Once you accept that (a) the electromagnetic field is decribed by a U(1) gauge field $A^\mu(x)$ (as field variable) and (b) that the (free) field equations should be linear in $A^\mu$, the corresponding action is (up to a normalization factor) uniquely determined by the requirements of Poincare symmetry and gauge invariance:
The field strength tensor $F_{\mu \nu}= \partial_\mu A_\nu-\partial_\nu A_\mu$ is clearly invariant under the U(1) gauge transformation $A_\mu \to A_\mu + \partial_\mu \Lambda$ and possible candidates (bilinear in $A^\mu$) for terms in the Lagrange density (Lagrangian) are the scalar $F_{\mu \nu}F^{\mu \nu} = 2 (\vec{B}\cdot \vec{B}-\vec{E}\cdot \vec{E})$ or the pseudoscalar $\epsilon_{\mu \nu \alpha \beta}F^{\mu \nu} F^{\alpha \beta} = 8 \vec{E} \cdot \vec{B}$. The second possibilty is ruled out by that fact that this term can be written as a 4-gradient $\partial_\mu( \ldots)$, which does not affect the equations of motion. So one finds the Poincare invariant action
$S= k \int d^4 x \, F_{\mu \nu}(x) F^{\mu \nu}(x)$, with
$k =-1/16 \pi c$ in the Gauss system (or $-1/4c$ in the Heaviside system).

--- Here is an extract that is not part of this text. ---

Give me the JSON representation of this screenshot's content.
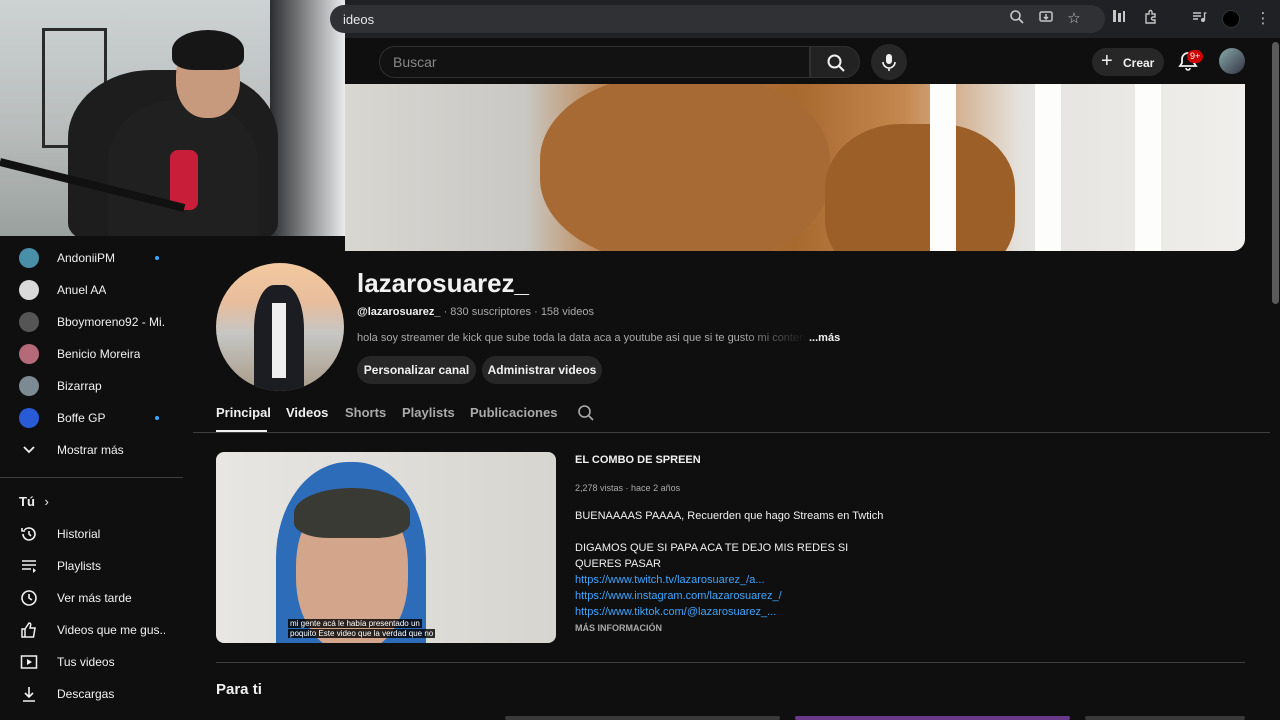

Note that a "mass term" $A_\mu A^\mu$ is forbidden as it violates gauge invariance and terms like $(F_{\mu \nu} F^{\mu \nu})^2$ or $(\epsilon_{\mu \nu \alpha \beta} F^{\mu \nu} F^{\alpha \beta})^2$ are excluded by condition (b).
Thus the "intuition" for introducing $\vec{E}^2-\vec{B}^2$ in the Lagrangian is the simple fact that this is a Lorentz invariant and gauge invariant quantity. Interpreting $\vec{E}^2$ and/or $\vec{B}^2$ as "kinetic energy" or a "potential" term is completely misleading. The correct way to identify the energy density (and the momentum density) of the electromagnetic field is to study its energy-momentum tensor.